De Kunstenbond, een vakbond voor werkenden in de culturele en creatieve sector, heeft de procedure samen met een aantal in die sector werkzame zelfstandigen zonder personeel (zzp’ers) tegen de Staat aangespannen. Zij vinden dat de zzp’ers in de culturele en creatieve sector onevenredig hard getroffen zijn door de coronamaatregelen.
Zij verwijten de Staat dat deze zzp’ers onevenredig nadeel van de coronamaatregelen hebben ondervonden en dat zij onvoldoende zijn gecompenseerd. De zzp’ers vorderen een schadevergoeding voor de inkomsten die zij als gevolg van de coronamaatregelen hebben misgelopen.
De Staat is niet bereid extra compensatie te betalen in aanvulling op de steunpakketten die al zijn verstrekt.
In deze procedure staat niet ter discussie dat de betrokken zzp’ers ieder voor zich fors (financieel) nadeel hebben ondervonden van de coronamaatregelen die de Staat heeft getroffen. Dat betekent echter niet dat de Staat daarmee aansprakelijk voor die schade is, oordeelt de rechtbank.
Uitgangspunt van het Nederlandse aansprakelijkheidsrecht is dat een ieder zijn eigen schade draagt. Hierop geldt een uitzondering als de nadelige gevolgen van een in het algemeen belang getroffen overheidsmaatregel, die buiten het normale maatschappelijke of bedrijfsrisico valt, onevenredig zwaar drukken op een beperkte groep burgers. In dat geval moet die beperkte groep aanspraak kunnen maken op nadeelcompensatie.
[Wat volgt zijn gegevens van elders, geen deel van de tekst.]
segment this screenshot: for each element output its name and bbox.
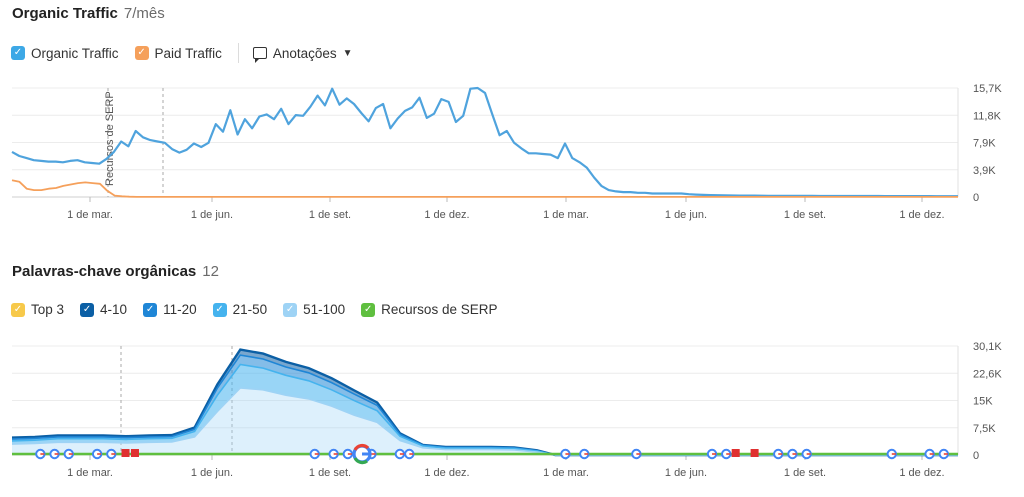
legend-organic-traffic-label: Organic Traffic (31, 45, 119, 61)
checkbox-icon (212, 302, 227, 317)
flag-icon (121, 449, 130, 457)
traffic-legend: Organic Traffic Paid Traffic Anotações ▼ (11, 43, 353, 63)
keywords-x-tick-label: 1 de dez. (899, 467, 944, 479)
google-icon (35, 448, 46, 460)
google-icon (91, 448, 103, 460)
google-icon (886, 448, 897, 460)
google-icon (394, 448, 406, 460)
legend-4-10[interactable]: 4-10 (80, 302, 127, 317)
google-icon (63, 448, 74, 460)
keywords-x-tick-label: 1 de jun. (665, 467, 707, 479)
traffic-y-tick-label: 15,7K (973, 83, 1002, 95)
keywords-y-tick-label: 0 (973, 450, 979, 462)
traffic-y-tick-label: 0 (973, 192, 979, 204)
google-icon (49, 448, 60, 460)
checkbox-icon (11, 302, 25, 317)
google-icon (560, 448, 571, 460)
google-icon (631, 448, 642, 460)
keywords-area-21-50 (12, 364, 958, 455)
organic-traffic-title: Organic Traffic 7/mês (12, 5, 165, 22)
google-icon (721, 448, 732, 460)
annotations-label: Anotações (272, 45, 337, 61)
legend-11-20[interactable]: 11-20 (143, 302, 197, 317)
legend-paid-traffic[interactable]: Paid Traffic (134, 45, 222, 61)
keywords-y-tick-label: 7,5K (973, 423, 996, 435)
annotations-dropdown[interactable]: Anotações ▼ (252, 45, 353, 63)
google-icon-large (352, 443, 372, 465)
google-icon (801, 448, 812, 460)
traffic-y-tick-label: 3,9K (973, 165, 996, 177)
keywords-x-tick-label: 1 de mar. (67, 467, 113, 479)
keywords-x-tick-label: 1 de dez. (424, 467, 469, 479)
legend-serp-features-label: Recursos de SERP (381, 302, 498, 317)
keywords-x-tick-label: 1 de set. (309, 467, 351, 479)
checkbox-icon (283, 302, 298, 317)
traffic-x-tick-label: 1 de jun. (191, 209, 233, 221)
keywords-y-tick-label: 15K (973, 396, 993, 408)
google-icon (924, 448, 935, 460)
organic-traffic-series-line (11, 86, 958, 198)
checkbox-icon (361, 302, 376, 317)
checkbox-icon (134, 46, 149, 60)
checkbox-icon (80, 302, 95, 317)
keywords-area-51-100 (12, 388, 958, 455)
flag-icon (731, 449, 740, 457)
keywords-y-tick-label: 22,6K (973, 368, 1002, 380)
google-icon (787, 448, 798, 460)
organic-traffic-chart: 0 3,9K 7,9K 11,8K 15,7K 1 de mar. 1 de jun. 1 d… (11, 83, 1002, 221)
checkbox-icon (143, 302, 158, 317)
keywords-title-text: Palavras-chave orgânicas (12, 263, 197, 280)
legend-top-3[interactable]: Top 3 (11, 302, 64, 317)
google-icon (706, 448, 718, 460)
legend-21-50-label: 21-50 (232, 302, 268, 317)
legend-21-50[interactable]: 21-50 (212, 302, 268, 317)
traffic-x-tick-label: 1 de set. (784, 209, 826, 221)
flag-icon (130, 449, 139, 457)
keywords-x-tick-label: 1 de mar. (543, 467, 589, 479)
comment-icon (252, 47, 267, 63)
google-icon (106, 448, 117, 460)
organic-keywords-chart: 0 7,5K 15K 22,6K 30,1K 1 de mar. 1 de jun. 1 de… (11, 341, 1002, 479)
google-icon-arc-red (353, 443, 370, 451)
flag-icon (750, 449, 759, 457)
traffic-y-tick-label: 7,9K (973, 138, 996, 150)
google-icon (328, 448, 339, 460)
google-icon-arc-green (353, 457, 368, 465)
legend-organic-traffic[interactable]: Organic Traffic (11, 46, 119, 61)
legend-11-20-label: 11-20 (163, 302, 197, 317)
google-icon (404, 448, 415, 460)
google-icon (342, 448, 354, 460)
legend-51-100-label: 51-100 (303, 302, 346, 317)
keywords-x-tick-label: 1 de jun. (191, 467, 233, 479)
legend-divider (237, 43, 239, 63)
traffic-x-tick-label: 1 de dez. (424, 209, 469, 221)
traffic-x-tick-label: 1 de mar. (543, 209, 589, 221)
google-icon (938, 448, 950, 460)
traffic-x-tick-label: 1 de jun. (665, 209, 707, 221)
traffic-x-tick-label: 1 de mar. (67, 209, 113, 221)
legend-top-3-label: Top 3 (31, 302, 65, 317)
paid-traffic-series-line (11, 179, 958, 198)
traffic-y-tick-label: 11,8K (973, 110, 1002, 122)
traffic-x-tick-label: 1 de set. (309, 209, 351, 221)
chevron-down-icon: ▼ (342, 47, 353, 59)
keywords-x-tick-label: 1 de set. (784, 467, 826, 479)
keywords-legend: Top 3 4-10 11-20 21-50 51-100 Recursos d… (11, 302, 513, 317)
organic-traffic-title-text: Organic Traffic (12, 5, 118, 22)
checkbox-icon (11, 46, 25, 60)
keywords-y-tick-label: 30,1K (973, 341, 1002, 353)
legend-51-100[interactable]: 51-100 (283, 302, 345, 317)
google-icon (579, 448, 590, 460)
keywords-title: Palavras-chave orgânicas 12 (12, 263, 219, 280)
legend-serp-features[interactable]: Recursos de SERP (361, 302, 497, 317)
google-icon (773, 448, 784, 460)
serp-features-marker-label: Recursos de SERP (104, 91, 116, 186)
keywords-count: 12 (202, 263, 219, 280)
organic-traffic-subtitle: 7/mês (123, 5, 165, 22)
traffic-x-tick-label: 1 de dez. (899, 209, 944, 221)
legend-paid-traffic-label: Paid Traffic (154, 45, 222, 61)
legend-4-10-label: 4-10 (100, 302, 128, 317)
google-icon (309, 448, 320, 460)
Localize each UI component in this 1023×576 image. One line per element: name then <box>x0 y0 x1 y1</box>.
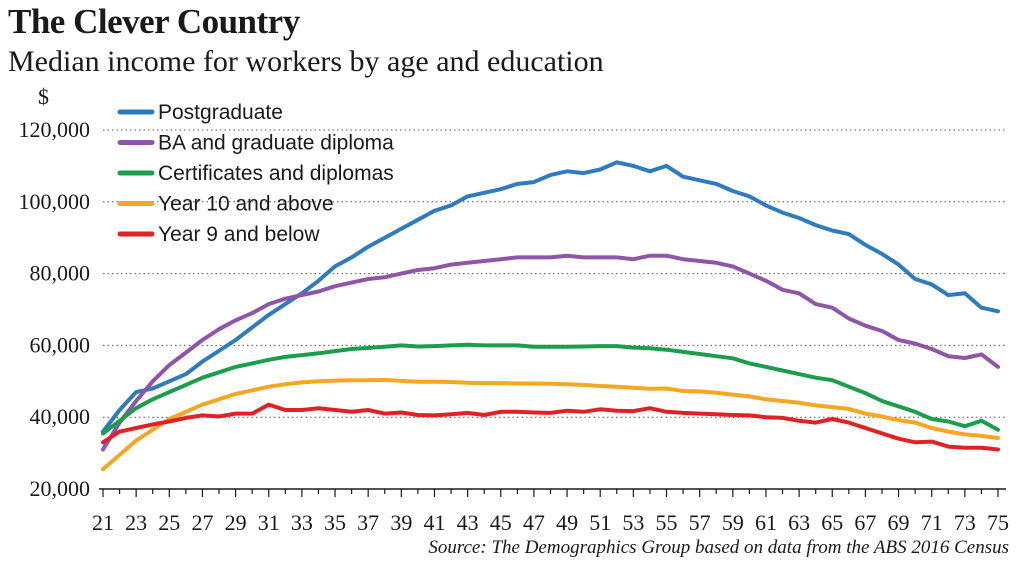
x-tick-label: 75 <box>987 510 1009 535</box>
x-tick-label: 39 <box>390 510 412 535</box>
x-tick-label: 41 <box>423 510 445 535</box>
x-tick-label: 35 <box>324 510 346 535</box>
x-tick-label: 43 <box>457 510 479 535</box>
legend: Postgraduate BA and graduate diploma Certi… <box>117 101 394 246</box>
y-tick-label: 40,000 <box>30 404 91 429</box>
x-tick-label: 27 <box>191 510 213 535</box>
chart-subtitle: Median income for workers by age and edu… <box>8 45 604 78</box>
x-tick-label: 69 <box>888 510 910 535</box>
x-tick-label: 71 <box>921 510 943 535</box>
x-tick-label: 61 <box>755 510 777 535</box>
x-tick-label: 47 <box>523 510 545 535</box>
series-line <box>101 342 1000 436</box>
x-tick-label: 29 <box>225 510 247 535</box>
legend-label: Year 9 and below <box>158 223 320 246</box>
legend-label: Year 10 and above <box>158 193 334 216</box>
x-tick-label: 23 <box>125 510 147 535</box>
x-tick-label: 51 <box>589 510 611 535</box>
y-tick-label: 20,000 <box>30 476 91 501</box>
series-lines <box>101 160 1000 472</box>
x-tick-label: 65 <box>821 510 843 535</box>
x-tick-label: 73 <box>954 510 976 535</box>
y-tick-label: 120,000 <box>19 117 91 142</box>
x-tick-label: 31 <box>258 510 280 535</box>
x-tick-label: 37 <box>357 510 379 535</box>
x-tick-label: 55 <box>656 510 678 535</box>
y-axis: 20,000 40,000 60,000 80,000 100,000 120,000 <box>19 117 91 501</box>
legend-label: BA and graduate diploma <box>158 132 394 155</box>
x-tick-label: 63 <box>788 510 810 535</box>
legend-label: Certificates and diplomas <box>158 162 394 185</box>
series-line <box>101 253 1000 452</box>
x-axis: 21 23 25 27 29 31 33 35 37 39 41 43 45 47 49 51 53 55 57 59… <box>92 488 1009 535</box>
y-axis-label: $ <box>38 84 49 109</box>
legend-label: Postgraduate <box>158 101 283 124</box>
y-tick-label: 80,000 <box>30 261 91 286</box>
y-tick-label: 60,000 <box>30 332 91 357</box>
x-tick-label: 59 <box>722 510 744 535</box>
x-tick-label: 21 <box>92 510 114 535</box>
x-tick-label: 67 <box>854 510 876 535</box>
chart-title: The Clever Country <box>8 2 300 41</box>
x-tick-label: 45 <box>490 510 512 535</box>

In deze procedure moet de rechtbank de vraag beantwoorden of ‘de zzp’ers in de culturele en creatieve sector’ een beperkte groep vormen. De rechtbank oordeelt dat dit niet het geval is: zij vormen getalsmatig en wat betreft verscheidenheid een veel te grote groep.
Het verdelen van gemeenschapsgelden over grote groepen mensen in de samenleving is de taak van het kabinet en de wetgever. Daar gaat veelal een politiek debat aan vooraf en de gemaakte keuzes worden vastgelegd in democratisch tot stand gekomen wet- en regelgeving. Zo is dat ook gegaan bij de coronamaatregelen, met inbegrip van de steunmaatregelen.
Het is niet aan de rechter om die maatregelen en de daarmee samenhangende verdeling van gemeenschapsgelden naar eigen inzicht te veranderen. Ook niet als de toepassing van die wet- en regelgeving meebrengt dat bepaalde groepen in de samenleving daarvan meer nadeel ondervinden dan andere. Bovendien is niet aangetoond in vergelijking met wie of welke andere referentiegroep de zzp’ers in de culturele en creatieve sector onevenredige schade lijden als gevolg van de coronamaatregelen die alle Nederlanders hebben geraakt.
Een relevante referentiegroep kan niet de ‘gemiddelde’ Nederlander of de ‘gemiddelde’ zzp’er zijn. Het verwijt aan de Staat dat andere groepen in de samenleving meer steun hebben gehad dan de zzp’ers in de culturele en creatieve sector, vindt de rechtbank ongegrond. Voor zover de Staat bij het verstrekken van steunpakketten onderscheid heeft gemaakt tussen verschillende groepen in de samenleving, is dat op objectief te rechtvaardigen gronden gebeurd. De rechtbank wijst de vorderingen af.